The findings indicate that carotid ultrasound could be a useful addition to cardiovascular risk stratification among these patients.

“Traditional algorithms do not consider other factors that may contribute to increased cardiovascular risk in rheumatic disease patients and tend to underestimate cardiovascular risk,” wrote Dr. Sobchak of the University of Toronto and coauthors.

“The advantage of ultrasound over other modalities for vascular imaging includes lack of radiation, low cost of the examination, and its widespread use in rheumatology for joint evaluation. Thus, this assessment could potentially be performed ‘at the bedside’ during consultation to provide immediate valuable information to complement clinical data from history, physical examination, and laboratory data,” they added.

The study retrospectively examined a prospective, observational cohort of 559 patients with psoriasis alone or psoriasis and psoriatic arthritis enrolled in the University of Toronto Psoriatic Disease Program. The investigators evaluated five ultrasound measures of atherosclerosis, including total plaque area (TPA), mean carotid intima-media thickness (cIMT), maximal cIMT, plaque category, and TPA category. Then they analyzed the risk relationship with major cardiovascular events (CVEs) classified as myocardial infarction, unstable angina, ischemic stroke, revascularization procedures, or cardiovascular-related death. Minor CVEs included stable angina, exacerbation of congestive heart failure, and transient ischemic attack over a mean follow-up close to 4 years.
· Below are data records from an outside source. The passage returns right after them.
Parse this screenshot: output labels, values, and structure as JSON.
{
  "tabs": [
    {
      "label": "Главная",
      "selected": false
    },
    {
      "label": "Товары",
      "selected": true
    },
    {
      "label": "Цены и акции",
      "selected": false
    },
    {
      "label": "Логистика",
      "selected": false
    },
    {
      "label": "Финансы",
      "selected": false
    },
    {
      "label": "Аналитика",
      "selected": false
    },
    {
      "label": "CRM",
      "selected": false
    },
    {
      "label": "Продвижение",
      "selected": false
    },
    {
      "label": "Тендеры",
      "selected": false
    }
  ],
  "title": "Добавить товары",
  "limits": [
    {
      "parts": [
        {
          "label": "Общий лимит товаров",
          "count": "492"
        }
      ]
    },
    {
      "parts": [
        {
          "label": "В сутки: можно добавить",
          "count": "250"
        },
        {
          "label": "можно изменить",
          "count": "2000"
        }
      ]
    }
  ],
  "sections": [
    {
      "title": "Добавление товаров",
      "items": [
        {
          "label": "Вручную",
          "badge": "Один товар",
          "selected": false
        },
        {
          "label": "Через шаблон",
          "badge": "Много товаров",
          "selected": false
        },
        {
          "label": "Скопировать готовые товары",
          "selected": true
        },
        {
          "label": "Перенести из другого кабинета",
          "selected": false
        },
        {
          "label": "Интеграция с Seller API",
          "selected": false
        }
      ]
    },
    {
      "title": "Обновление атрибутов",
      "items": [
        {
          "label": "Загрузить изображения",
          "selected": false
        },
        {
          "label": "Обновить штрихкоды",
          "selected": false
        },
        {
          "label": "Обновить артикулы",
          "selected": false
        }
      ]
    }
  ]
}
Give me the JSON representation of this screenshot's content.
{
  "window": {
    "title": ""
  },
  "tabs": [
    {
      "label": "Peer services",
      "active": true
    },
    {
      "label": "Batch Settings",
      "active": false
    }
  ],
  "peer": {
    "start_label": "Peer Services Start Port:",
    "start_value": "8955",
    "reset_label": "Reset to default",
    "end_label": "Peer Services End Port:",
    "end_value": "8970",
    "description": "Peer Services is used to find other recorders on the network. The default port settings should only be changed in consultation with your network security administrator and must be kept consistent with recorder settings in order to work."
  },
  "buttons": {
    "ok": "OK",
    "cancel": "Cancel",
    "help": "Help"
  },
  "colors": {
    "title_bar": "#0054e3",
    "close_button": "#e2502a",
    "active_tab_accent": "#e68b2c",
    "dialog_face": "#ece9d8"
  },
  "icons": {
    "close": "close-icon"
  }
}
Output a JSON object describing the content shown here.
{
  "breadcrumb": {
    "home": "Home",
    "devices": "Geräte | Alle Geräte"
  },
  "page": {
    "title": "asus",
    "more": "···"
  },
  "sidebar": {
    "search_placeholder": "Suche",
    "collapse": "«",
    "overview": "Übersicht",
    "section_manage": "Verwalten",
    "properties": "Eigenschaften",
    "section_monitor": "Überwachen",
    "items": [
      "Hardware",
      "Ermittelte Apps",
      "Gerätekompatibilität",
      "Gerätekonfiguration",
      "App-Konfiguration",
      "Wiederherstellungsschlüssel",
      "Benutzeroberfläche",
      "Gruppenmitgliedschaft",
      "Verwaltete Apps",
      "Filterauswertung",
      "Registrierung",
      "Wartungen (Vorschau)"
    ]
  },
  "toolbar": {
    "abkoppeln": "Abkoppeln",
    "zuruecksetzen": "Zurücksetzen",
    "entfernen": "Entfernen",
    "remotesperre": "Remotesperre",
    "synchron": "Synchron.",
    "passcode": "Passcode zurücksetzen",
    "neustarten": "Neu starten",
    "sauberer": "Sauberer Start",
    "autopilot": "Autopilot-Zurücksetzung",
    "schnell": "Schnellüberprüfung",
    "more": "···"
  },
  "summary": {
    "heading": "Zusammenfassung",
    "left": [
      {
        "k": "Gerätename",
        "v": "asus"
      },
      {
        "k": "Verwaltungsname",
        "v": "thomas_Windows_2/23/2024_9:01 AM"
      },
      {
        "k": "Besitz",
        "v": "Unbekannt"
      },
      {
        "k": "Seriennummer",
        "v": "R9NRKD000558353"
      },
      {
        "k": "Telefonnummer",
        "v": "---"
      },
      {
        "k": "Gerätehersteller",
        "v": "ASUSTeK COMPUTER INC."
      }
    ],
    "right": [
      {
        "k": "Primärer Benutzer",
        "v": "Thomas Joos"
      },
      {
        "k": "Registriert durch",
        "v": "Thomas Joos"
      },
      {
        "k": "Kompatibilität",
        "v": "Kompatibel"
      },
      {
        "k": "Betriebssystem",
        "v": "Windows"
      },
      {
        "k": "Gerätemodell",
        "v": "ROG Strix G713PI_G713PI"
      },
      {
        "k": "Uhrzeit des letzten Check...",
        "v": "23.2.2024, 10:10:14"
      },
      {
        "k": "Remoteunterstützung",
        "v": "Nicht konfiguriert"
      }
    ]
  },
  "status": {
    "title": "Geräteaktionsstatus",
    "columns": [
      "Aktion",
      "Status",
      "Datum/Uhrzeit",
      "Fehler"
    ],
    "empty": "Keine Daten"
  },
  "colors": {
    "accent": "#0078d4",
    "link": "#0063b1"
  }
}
The mean baseline TPA was 0.18 cm2 and mean cIMT was 639 mcm. Most patients had plaques, including 27.0% with unilateral and 31.5% with bilateral plaques.

The rate of a first CVE during the study period was 1.11 per 100 patient-years, and the rate of a first major CVE was 0.91 per 100 patient-years. The risk of each was significantly related to a higher baseline burden of atherosclerosis.

A multivariate analysis determined that increased TPA at baseline increased the risk of an event by nearly 200% (hazard ratio, 2.85). Mean cIMT was not an independent predictor in the final analysis, “suggesting that TPA is a stronger predictor for CVE than cIMT,” the authors wrote.

Finally, they examined the predictive value of atherosclerosis alone, as well as combined with the Framingham risk score. The 5-year model indicated that the bivariate model was slightly more accurate than the Framingham score alone (area under the curve, 0.84 vs. 0.81), although this was not a significant difference. The predictive value of the Framingham risk score plus maximal cIMT, mean cIMT, or TPA all significantly improved when they were calculated using only high-risk patients (those above the treatment threshold for dyslipidemia).

“To the best of our knowledge this is the first study to assess the utility of various measures of carotid atherosclerosis to predict CVE in patients with psoriasis and PsA [psoriatic arthritis]. ... Combining vascular imaging data with clinical and laboratory measures of traditional cardiovascular risk factors could improve accuracy of cardiovascular risk stratification in patients with psoriatic disease and facilitate earlier initiation of appropriate treatment to reduce CVE in this population,” the investigators wrote.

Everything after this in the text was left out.